In about 130 years the bacteriologists used the relatively simple method to smear the pus or the swabs from the wound on to special substrate. The substrate is either fast, gelatin-like substance agar mixed with blood;  or liquid, a kind of nutritious soup in a bottle. 

Pus containing Staphylococcus aureus bacteria was smeared on the surface of the blood-agar plate. The blood-agar plate is within a glass dish and is covered by another dish to prevent downfall of other bacteria from the air. The whole culture is grown for at least 2 days in a constant temperature (32-37 degrees Celsius).

After two days the bacteria usually may be identified by growth of characteristic cultures.
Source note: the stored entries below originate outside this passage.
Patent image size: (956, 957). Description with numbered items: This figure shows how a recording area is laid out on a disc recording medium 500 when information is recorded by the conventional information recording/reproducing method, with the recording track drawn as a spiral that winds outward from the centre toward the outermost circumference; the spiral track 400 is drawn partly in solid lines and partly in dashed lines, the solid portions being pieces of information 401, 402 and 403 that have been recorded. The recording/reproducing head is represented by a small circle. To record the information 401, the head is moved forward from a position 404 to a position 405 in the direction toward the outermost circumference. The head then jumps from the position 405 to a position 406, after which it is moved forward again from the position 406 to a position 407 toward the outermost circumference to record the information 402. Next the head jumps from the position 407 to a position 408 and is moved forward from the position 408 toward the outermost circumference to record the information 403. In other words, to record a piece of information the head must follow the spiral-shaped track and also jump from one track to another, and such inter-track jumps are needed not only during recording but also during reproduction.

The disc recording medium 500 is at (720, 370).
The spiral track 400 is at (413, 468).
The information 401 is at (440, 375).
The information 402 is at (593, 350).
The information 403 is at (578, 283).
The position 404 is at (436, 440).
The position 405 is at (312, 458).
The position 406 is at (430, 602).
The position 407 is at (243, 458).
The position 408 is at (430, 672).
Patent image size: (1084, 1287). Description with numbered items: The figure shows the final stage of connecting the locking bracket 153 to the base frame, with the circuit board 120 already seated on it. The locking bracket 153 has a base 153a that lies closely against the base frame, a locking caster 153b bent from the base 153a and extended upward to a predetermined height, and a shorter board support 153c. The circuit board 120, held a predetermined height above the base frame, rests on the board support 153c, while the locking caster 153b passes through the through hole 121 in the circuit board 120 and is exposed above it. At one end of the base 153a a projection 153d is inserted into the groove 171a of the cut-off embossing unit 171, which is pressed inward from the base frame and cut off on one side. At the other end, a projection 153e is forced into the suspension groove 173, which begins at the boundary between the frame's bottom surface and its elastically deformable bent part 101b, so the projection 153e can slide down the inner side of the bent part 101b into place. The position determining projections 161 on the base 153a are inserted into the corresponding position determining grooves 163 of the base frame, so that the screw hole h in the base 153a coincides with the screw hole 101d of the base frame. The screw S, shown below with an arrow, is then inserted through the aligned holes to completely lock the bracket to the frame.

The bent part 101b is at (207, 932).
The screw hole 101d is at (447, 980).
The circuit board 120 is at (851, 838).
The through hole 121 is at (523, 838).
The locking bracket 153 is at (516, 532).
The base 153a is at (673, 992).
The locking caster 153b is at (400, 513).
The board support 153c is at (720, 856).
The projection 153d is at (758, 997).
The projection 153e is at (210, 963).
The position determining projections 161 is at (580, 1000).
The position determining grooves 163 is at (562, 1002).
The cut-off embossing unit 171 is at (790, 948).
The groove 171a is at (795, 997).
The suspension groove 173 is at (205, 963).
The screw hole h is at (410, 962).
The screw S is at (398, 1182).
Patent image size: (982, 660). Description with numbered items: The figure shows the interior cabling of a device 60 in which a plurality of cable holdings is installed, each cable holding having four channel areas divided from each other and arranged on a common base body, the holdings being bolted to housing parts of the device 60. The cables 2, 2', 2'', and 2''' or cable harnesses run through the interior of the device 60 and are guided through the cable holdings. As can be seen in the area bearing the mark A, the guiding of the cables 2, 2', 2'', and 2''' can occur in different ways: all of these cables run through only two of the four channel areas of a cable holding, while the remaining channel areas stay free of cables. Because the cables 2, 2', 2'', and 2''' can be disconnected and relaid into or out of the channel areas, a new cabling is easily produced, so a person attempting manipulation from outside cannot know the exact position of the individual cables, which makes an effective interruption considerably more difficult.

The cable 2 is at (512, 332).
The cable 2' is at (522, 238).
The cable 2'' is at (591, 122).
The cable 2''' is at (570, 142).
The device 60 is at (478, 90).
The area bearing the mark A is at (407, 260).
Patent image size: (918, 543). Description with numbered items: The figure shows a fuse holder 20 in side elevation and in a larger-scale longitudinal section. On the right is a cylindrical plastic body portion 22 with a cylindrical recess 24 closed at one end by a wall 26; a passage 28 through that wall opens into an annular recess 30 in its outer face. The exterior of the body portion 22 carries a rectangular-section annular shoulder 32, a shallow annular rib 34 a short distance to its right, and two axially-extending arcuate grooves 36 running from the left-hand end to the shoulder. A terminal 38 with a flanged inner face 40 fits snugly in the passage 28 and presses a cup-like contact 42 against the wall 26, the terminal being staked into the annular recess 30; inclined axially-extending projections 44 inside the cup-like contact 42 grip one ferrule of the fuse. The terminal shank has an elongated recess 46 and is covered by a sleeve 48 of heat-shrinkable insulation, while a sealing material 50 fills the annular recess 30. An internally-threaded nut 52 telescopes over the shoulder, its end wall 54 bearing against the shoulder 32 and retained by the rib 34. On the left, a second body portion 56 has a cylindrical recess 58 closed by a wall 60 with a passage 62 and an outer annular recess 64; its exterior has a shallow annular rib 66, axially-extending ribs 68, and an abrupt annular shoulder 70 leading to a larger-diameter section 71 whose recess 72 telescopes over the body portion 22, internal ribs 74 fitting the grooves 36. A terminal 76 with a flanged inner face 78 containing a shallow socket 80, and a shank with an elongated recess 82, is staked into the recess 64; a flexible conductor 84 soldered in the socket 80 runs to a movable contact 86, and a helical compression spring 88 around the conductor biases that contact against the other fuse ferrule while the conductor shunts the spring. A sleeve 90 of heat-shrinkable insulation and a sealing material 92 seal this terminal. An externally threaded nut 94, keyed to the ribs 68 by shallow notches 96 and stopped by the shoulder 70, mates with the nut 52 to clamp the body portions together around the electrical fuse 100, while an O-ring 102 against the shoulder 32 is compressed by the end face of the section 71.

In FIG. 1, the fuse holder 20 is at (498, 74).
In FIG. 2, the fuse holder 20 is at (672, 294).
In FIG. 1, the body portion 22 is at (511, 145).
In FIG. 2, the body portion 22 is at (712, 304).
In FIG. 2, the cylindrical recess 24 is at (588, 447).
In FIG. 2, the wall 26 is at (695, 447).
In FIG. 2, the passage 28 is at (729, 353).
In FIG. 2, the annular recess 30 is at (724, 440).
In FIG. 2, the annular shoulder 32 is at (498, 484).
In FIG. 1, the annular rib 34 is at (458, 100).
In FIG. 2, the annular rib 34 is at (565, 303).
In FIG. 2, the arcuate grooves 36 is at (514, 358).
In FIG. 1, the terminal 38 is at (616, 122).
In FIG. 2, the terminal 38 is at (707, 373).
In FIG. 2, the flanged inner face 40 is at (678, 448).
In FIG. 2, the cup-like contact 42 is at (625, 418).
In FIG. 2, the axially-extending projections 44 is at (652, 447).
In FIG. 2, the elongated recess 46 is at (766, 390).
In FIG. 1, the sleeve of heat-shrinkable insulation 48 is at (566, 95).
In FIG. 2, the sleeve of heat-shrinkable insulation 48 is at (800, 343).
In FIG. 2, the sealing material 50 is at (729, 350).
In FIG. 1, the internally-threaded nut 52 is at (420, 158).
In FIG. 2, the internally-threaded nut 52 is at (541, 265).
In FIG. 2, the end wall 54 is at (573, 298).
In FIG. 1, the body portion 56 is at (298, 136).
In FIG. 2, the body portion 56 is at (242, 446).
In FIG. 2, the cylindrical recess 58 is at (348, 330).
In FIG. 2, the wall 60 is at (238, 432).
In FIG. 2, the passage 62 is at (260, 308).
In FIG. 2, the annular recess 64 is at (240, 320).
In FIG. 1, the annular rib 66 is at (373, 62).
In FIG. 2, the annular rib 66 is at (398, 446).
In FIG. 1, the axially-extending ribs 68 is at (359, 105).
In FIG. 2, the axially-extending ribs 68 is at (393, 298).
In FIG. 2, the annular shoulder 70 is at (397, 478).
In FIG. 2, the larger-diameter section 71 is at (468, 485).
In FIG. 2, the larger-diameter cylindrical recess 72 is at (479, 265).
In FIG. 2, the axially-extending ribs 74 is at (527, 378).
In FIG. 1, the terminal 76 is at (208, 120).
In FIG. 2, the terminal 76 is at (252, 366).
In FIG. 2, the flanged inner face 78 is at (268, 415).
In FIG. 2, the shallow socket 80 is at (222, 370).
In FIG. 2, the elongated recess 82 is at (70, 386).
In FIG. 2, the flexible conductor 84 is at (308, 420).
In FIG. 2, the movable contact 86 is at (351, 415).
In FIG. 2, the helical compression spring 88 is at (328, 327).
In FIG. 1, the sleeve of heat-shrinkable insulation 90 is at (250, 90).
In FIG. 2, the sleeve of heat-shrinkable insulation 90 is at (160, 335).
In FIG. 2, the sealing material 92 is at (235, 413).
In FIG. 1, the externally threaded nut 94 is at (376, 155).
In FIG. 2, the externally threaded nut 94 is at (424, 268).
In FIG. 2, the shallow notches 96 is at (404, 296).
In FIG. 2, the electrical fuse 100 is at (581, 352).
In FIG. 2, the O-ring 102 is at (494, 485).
In this case the cultures of yellow staphylococcus have somehow yellow colour. The bacteriologist can then make  microscopic slides from these cultures for direct observation and identification of the bacteria in the microscope (after Gram staining, e.g.).


Picture: Growing culture of Staphylococcus aureus bacteria 

This method served doctors well for the diagnosis of common infections where the bacteria floated in the pus freely. The scientists call this freely floating bacterial form a planktonic form.

But this method failed for identification of bacteria in torpid, chronic infections of total joints. These infections, that develop very slowly, often grow no bacteria by the usual bacterial cultivation methods.

The reason is that bacteria in these infection adhere firmly to the surface of the total joint and produce a slim cover that protect these bacteria from the action of the antibiotics. The scientists call this bacterial form for sessile bacterial form.

Not only that the slime envelope protects this bacterial form from the direct action of antibiotics, these bacteria successively also are developing extreme resistance against the antibiotics. Moreover, the sessile bacteria do not grow in the laboratory, and thus are impossible to identify by usual bacteriological methods of bacterial identification.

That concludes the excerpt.